No presente estudo, a taxa de adesão foi de 65% após um período mínimo de um ano de uso. Esse resultado relativamente bom deu-se, provavelmente, porque os pacientes são treinados e orientados em relação à importância do uso do aparelho para a melhora da qualidade de vida e diminuição dos fatores de risco, além de retornos periódicos, para avaliação das condições do aparelho e checagem do uso pelo horímetro, mesmo estando o paciente bem adaptado por um período longo de tempo.
Não há consenso sobre a influência dos dados demográficos na adesão ao CPAP. No presente estudo, não observamos influência do sexo na adesão ao mesmo, o que vai de acordo com os dados referidos por Budhiraja et al.19 No entanto, houve um predomínio de mulheres dentre os pacientes que compareceram com o CPAP em nosso ambulatório, apesar do predomínio franco da SAOS em homens. Villar et al.20 observaram melhor adesão ao CPAP entre as mulheres.
Também não observamos influência da idade na adesão ao CPAP, enquanto que Villar et al.20 referiram que pacientes mais novos e de pior nível socioeconômico apresentam pior adesão ao aparelho. Essa discrepância entre os resultados pode ser explicada pelo fato de que a população do presente estudo não incluía pacientes muito novos, que são provavelmente os de pior adesão. A influência dos fatores socioeconômicos na aquisição do aparelho foi minimizada em nosso estudo devido a um acordo entre o hospital, a regional de saúde e prefeituras da DRSXIII - São Paulo, sendo que as prefeituras alugam os equipamentos para o paciente e pagam por esse tratamento, desde que bem indicado.
É razoável assumir que pacientes mais sintomáticos sejam os que aderem melhor ao tratamento. Estudos sobre adesão ao CPAP sugeriram que pacientes com pior IAH poderiam apresentar melhor adesão ao aparelho.8,21 O presente estudo, assim como o de Wild et al.,22 confirma essa suspeita. Poderíamos especular que pacientes com pior IAH sejam mais aderentes ao tratamento por serem mais sintomáticos e por tornarem-se especialmente preocupados em desenvolver doenças associadas.

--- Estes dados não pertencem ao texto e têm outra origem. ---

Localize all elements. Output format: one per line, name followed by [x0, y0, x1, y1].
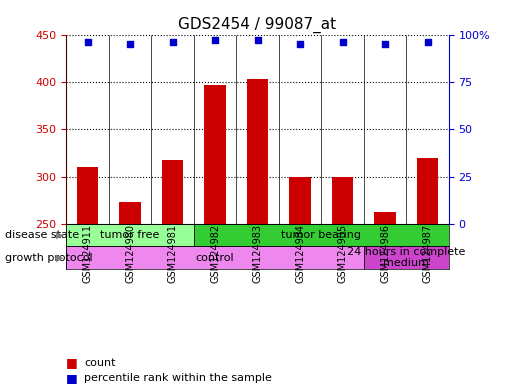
Bar [204, 85, 225, 224]
Text: GSM124984: GSM124984 [295, 224, 304, 283]
Text: tumor free: tumor free [100, 230, 159, 240]
Text: GSM124987: GSM124987 [422, 224, 432, 283]
Bar [363, 246, 448, 269]
Text: count: count [84, 358, 116, 368]
Bar [162, 161, 183, 224]
Point [422, 39, 431, 45]
Bar [193, 224, 448, 246]
Bar [416, 157, 437, 224]
Point [295, 41, 303, 47]
Point [168, 39, 176, 45]
Text: disease state: disease state [5, 230, 79, 240]
Text: GSM124986: GSM124986 [379, 224, 389, 283]
Text: ■: ■ [66, 372, 78, 384]
Bar [66, 224, 193, 246]
Bar [374, 212, 395, 224]
Bar [246, 79, 268, 224]
Text: GSM124980: GSM124980 [125, 224, 135, 283]
Bar [289, 177, 310, 224]
Text: GSM124911: GSM124911 [82, 224, 92, 283]
Point [380, 41, 388, 47]
Text: growth protocol: growth protocol [5, 253, 93, 263]
Bar [77, 167, 98, 224]
Text: ▶: ▶ [56, 230, 64, 240]
Text: GSM124985: GSM124985 [337, 224, 347, 283]
Bar [331, 177, 352, 224]
Text: tumor bearing: tumor bearing [281, 230, 360, 240]
Text: ■: ■ [66, 356, 78, 369]
Bar [119, 202, 140, 224]
Bar [66, 246, 363, 269]
Text: 24 hours in complete
medium: 24 hours in complete medium [347, 247, 465, 268]
Text: ▶: ▶ [56, 253, 64, 263]
Text: GSM124982: GSM124982 [210, 224, 219, 283]
Point [83, 39, 92, 45]
Point [338, 39, 346, 45]
Title: GDS2454 / 99087_at: GDS2454 / 99087_at [178, 17, 336, 33]
Point [253, 37, 261, 43]
Text: percentile rank within the sample: percentile rank within the sample [84, 373, 271, 383]
Point [211, 37, 219, 43]
Text: GSM124983: GSM124983 [252, 224, 262, 283]
Text: control: control [195, 253, 234, 263]
Text: GSM124981: GSM124981 [167, 224, 177, 283]
Point [126, 41, 134, 47]
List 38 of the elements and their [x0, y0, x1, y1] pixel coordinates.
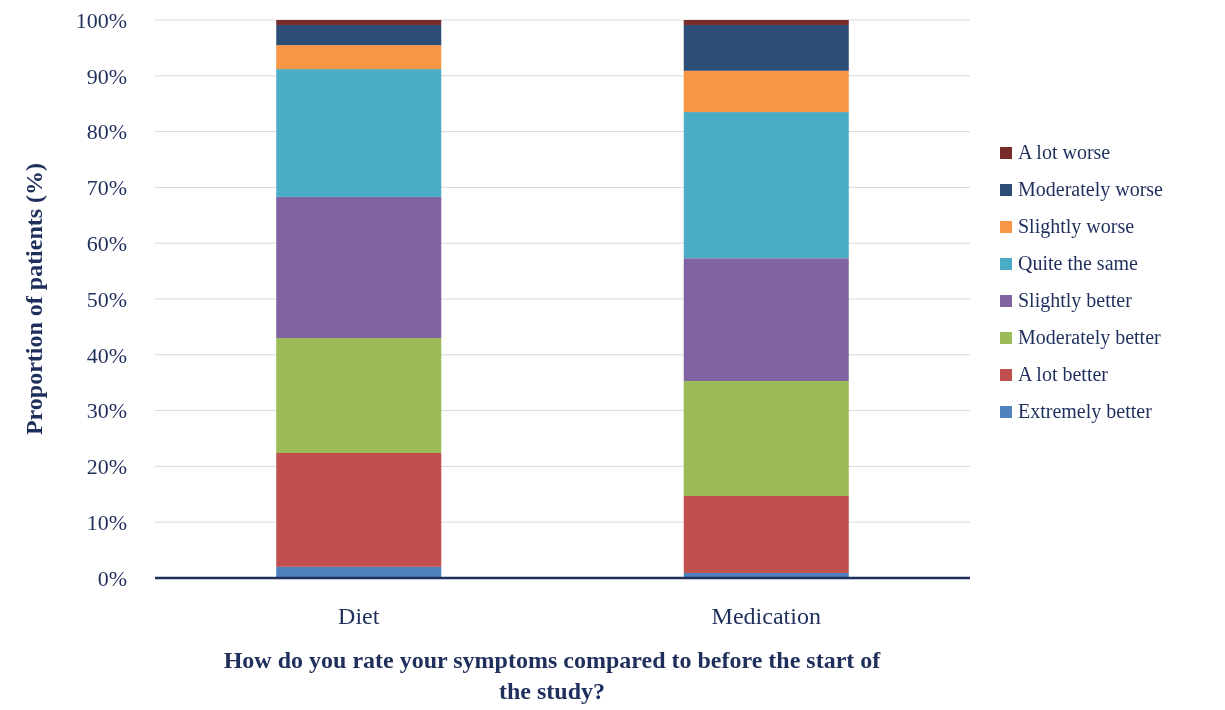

Shapiro et al.13 referiram que o IMC e o IAH são fatores preditivos para melhor adesão ao CPAP. No entanto, não observamos relação entre adesão ao tratamento e obesidade.
O tratamento com CPAP é importante na redução de riscos de possíveis doenças associadas com a SAOS. No entanto, a adesão ao equipamento continua sendo um desafio terapêutico. Nesse sentido, a educação continuada do paciente e seguimento do mesmo por uma equipe multidisciplinar especializada deve ser estimulada em centros especializados no tratamento de pacientes com SAOS.
Concluímos que aproximadamente dois terços dos pacientes com SAOS estudados foram adequadamente aderentes ao tratamento com CPAP em um centro onde uma equipe multidisciplinar oferece monitorização contínua e em longo prazo dos pacientes. Observamos associação entre adesão ao CPAP e intensidade do IAH, e pacientes com apneias mais graves são ao que apresentam melhor adaptação a esse tratamento.